Two trenchant critics of the Gatt deal are Tim Lang, Director of Parents for Safe Food and Colin Hines, co-authors of The New Protectionism. Mr Hines believes that Gatt will lead to more unemployment in Europe as jobs go to cheaper-waged, more competitive economies with lower environmental and welfare standards.

'Some Europeans may get wealthier from a Gatt, but what good is that if more are out of work?' he asks. The prime beneficiaries of a free-trade deal he says, are the world's 35,000 transnational corporations, more than half of which are based in the US, Japan, Germany and Switzerland, according to the United Nations.

The most important part of any Gatt agreement has always been commitments on market access - the amount by which countries cut their tariffs on certain goods. Tariffs are to be cut from an average five per cent to three per cent, reducing the cost of products in the shops - if importers pass on the difference. In seven rounds of talks since 1948, tariffs have come down some 45 per cent.

But the achievement of this agreement, and its most difficult task, was to bring agriculture under the rules of the world trade system.
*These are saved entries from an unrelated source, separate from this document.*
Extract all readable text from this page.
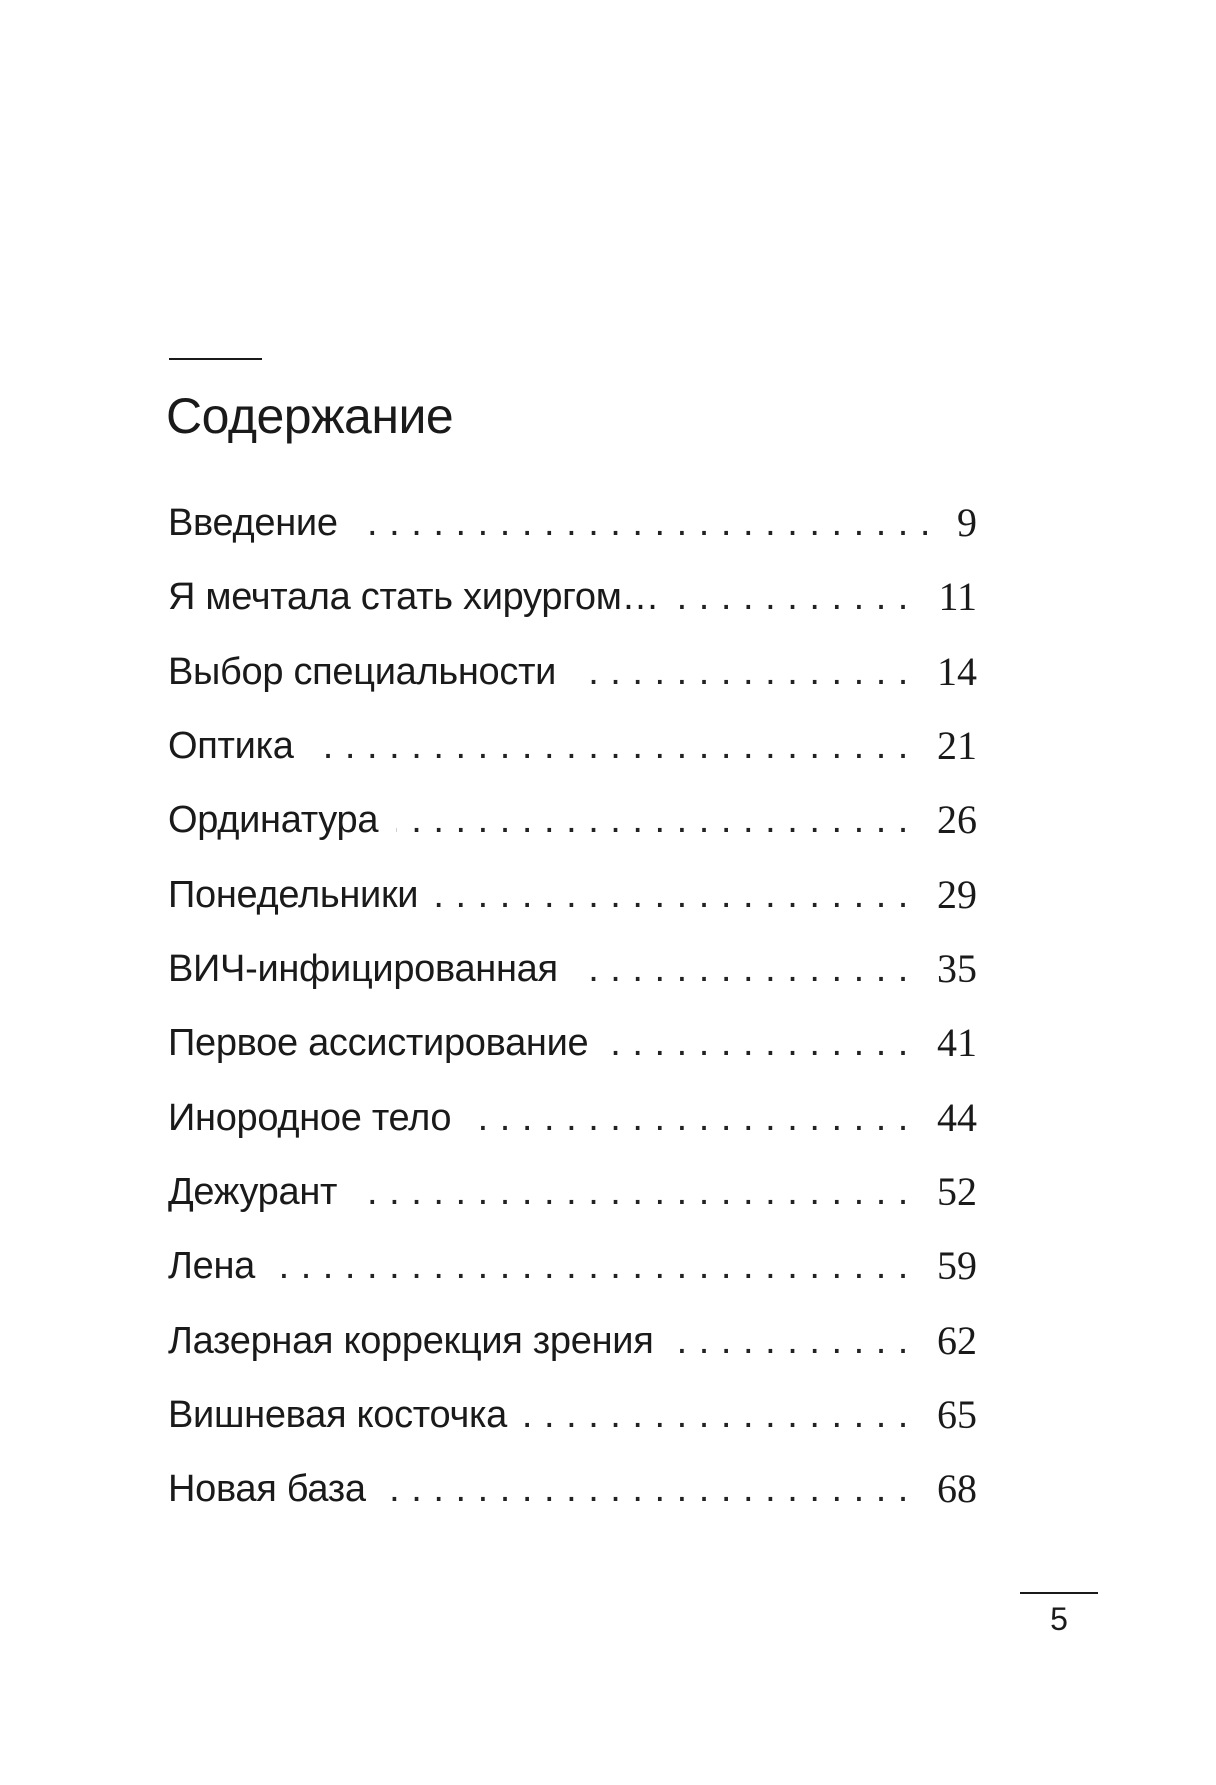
Содержание
. . .
Введение	9
. . .
Я мечтала стать хирургом…	11
. . .
Выбор специальности	14
. . .
Оптика	21
. . .
Ординатура	26
. . .
Понедельники	29
. . .
ВИЧ-инфицированная	35
. . .
Первое ассистирование	41
. . .
Инородное тело	44
. . .
Дежурант	52
. . .
Лена	59
. . .
Лазерная коррекция зрения	62
. . .
Вишневая косточка	65
. . .
Новая база	68
5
Subsidies are to be brought down by 21 per cent over six years. In Europe, last year's redesign of the Common Agricultural Policy has already determined changes in subsidies, and one of the hardest fights was persuading France that CAP reform and the Gatt were compatible. Nonetheless, most studies suggest that the CAP will need a revamp in coming years.

Textiles, long one of the most protected sectors in the world trading system, will be revolutionised as quotas are removed over 10 years, and the cost of basic clothing items should slide. For many developing countries, this was the quid pro quo for the demands made of them in areas like services. It will hit textile-producing countries like Portugal hard.
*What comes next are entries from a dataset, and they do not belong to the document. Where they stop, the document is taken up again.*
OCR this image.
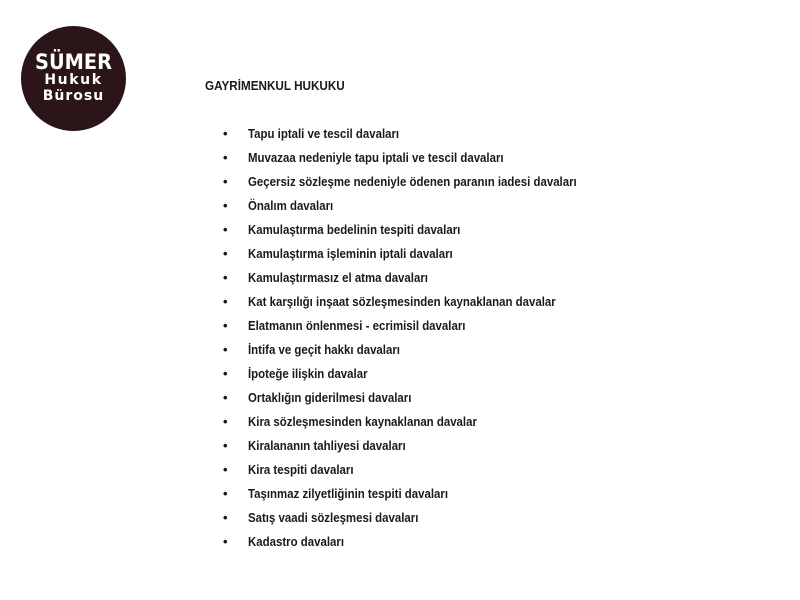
SÜMER
Hukuk
Bürosu
GAYRİMENKUL HUKUKU
• Tapu iptali ve tescil davaları
• Muvazaa nedeniyle tapu iptali ve tescil davaları
• Geçersiz sözleşme nedeniyle ödenen paranın iadesi davaları
• Önalım davaları
• Kamulaştırma bedelinin tespiti davaları
• Kamulaştırma işleminin iptali davaları
• Kamulaştırmasız el atma davaları
• Kat karşılığı inşaat sözleşmesinden kaynaklanan davalar
• Elatmanın önlenmesi - ecrimisil davaları
• İntifa ve geçit hakkı davaları
• İpoteğe ilişkin davalar
• Ortaklığın giderilmesi davaları
• Kira sözleşmesinden kaynaklanan davalar
• Kiralananın tahliyesi davaları
• Kira tespiti davaları
• Taşınmaz zilyetliğinin tespiti davaları
• Satış vaadi sözleşmesi davaları
• Kadastro davaları
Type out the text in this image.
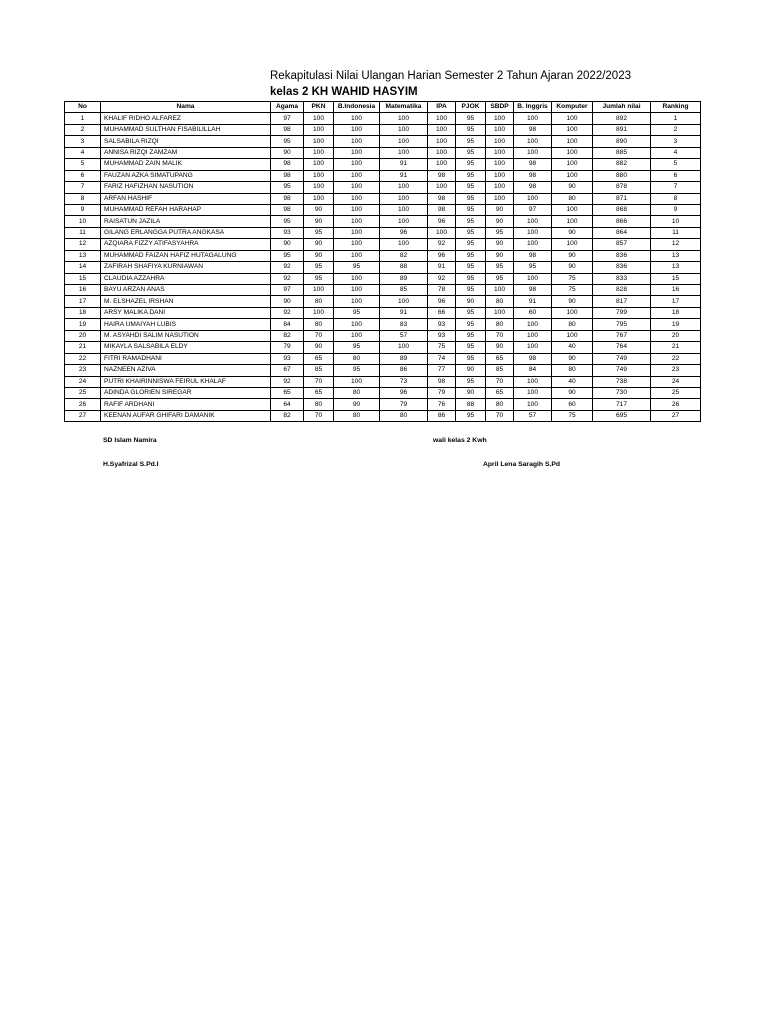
Rekapitulasi Nilai Ulangan Harian Semester 2 Tahun Ajaran 2022/2023
kelas 2 KH WAHID HASYIM
No	Nama	Agama	PKN	B.Indonesia	Matematika	IPA	PJOK	SBDP	B. Inggris	Komputer	Jumlah nilai	Ranking
1	KHALIF RIDHO ALFAREZ	97	100	100	100	100	95	100	100	100	892	1
2	MUHAMMAD SULTHAN FISABILILLAH	98	100	100	100	100	95	100	98	100	891	2
3	SALSABILA RIZQI	95	100	100	100	100	95	100	100	100	890	3
4	ANNISA RIZQI ZAMZAM	90	100	100	100	100	95	100	100	100	885	4
5	MUHAMMAD ZAIN MALIK	98	100	100	91	100	95	100	98	100	882	5
6	FAUZAN AZKA SIMATUPANG	98	100	100	91	98	95	100	98	100	880	6
7	FARIZ HAFIZHAN NASUTION	95	100	100	100	100	95	100	98	90	878	7
8	ARFAN HASHIF	98	100	100	100	98	95	100	100	80	871	8
9	MUHAMMAD REFAH HARAHAP	98	90	100	100	98	95	90	97	100	868	9
10	RAISATUN JAZILA	95	90	100	100	96	95	90	100	100	866	10
11	GILANG ERLANGGA PUTRA ANGKASA	93	95	100	96	100	95	95	100	90	864	11
12	AZQIARA FIZZY ATIFASYAHRA	90	90	100	100	92	95	90	100	100	857	12
13	MUHAMMAD FAIZAN HAFIZ HUTAGALUNG	95	90	100	82	96	95	90	98	90	836	13
14	ZAFIRAH SHAFIYA KURNIAWAN	92	95	95	88	91	95	95	95	90	836	13
15	CLAUDIA AZZAHRA	92	95	100	89	92	95	95	100	75	833	15
16	BAYU ARZAN ANAS	97	100	100	85	78	95	100	98	75	828	16
17	M. ELSHAZEL IRSHAN	90	80	100	100	96	90	80	91	90	817	17
18	ARSY MALIKA DANI	92	100	95	91	66	95	100	60	100	799	18
19	HAIRA UMAIYAH LUBIS	84	80	100	83	93	95	80	100	80	795	19
20	M. ASYAHDI SALIM NASUTION	82	70	100	57	93	95	70	100	100	767	20
21	MIKAYLA SALSABILA ELDY	79	90	95	100	75	95	90	100	40	764	21
22	FITRI RAMADHANI	93	65	80	89	74	95	65	98	90	749	22
23	NAZNEEN AZIVA	67	85	95	86	77	90	85	84	80	749	23
24	PUTRI KHAIRINNISWA FEIRUL KHALAF	92	70	100	73	98	95	70	100	40	738	24
25	ADINDA GLORIEN SIREGAR	65	65	80	96	79	90	65	100	90	730	25
26	RAFIF ARDHANI	64	80	90	79	76	88	80	100	60	717	26
27	KEENAN AUFAR GHIFARI DAMANIK	82	70	80	80	86	95	70	57	75	695	27
SD Islam Namira
H.Syafrizal S.Pd.I
wali kelas 2 Kwh
April Lena Saragih S.Pd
Services - everything from telephone links to the sale of insurance policies - are a key feature of the deal for the developed countries, and those in Europe in particular. The EU - especially France and Britain - is a services superpower. But the financial services package produced in Geneva is weak: other areas, like shipping, have barely been touched or put to one side.

Perhaps the most important result of agreement, however, will be to instil greater order in the world trade system. For Europe, which is highly dependent on external trade, this is vital.

Despite its impressive scope, the final deal was more conservative than originally expected when the round began in the warm sunshine of Punta del Este in Uruguay back in 1986. Several sectors have fallen out of the deal, or were never in it, or were weakened or simply side- tracked, such as trade in audiovisual products, steel, aircraft subsidies and financial services.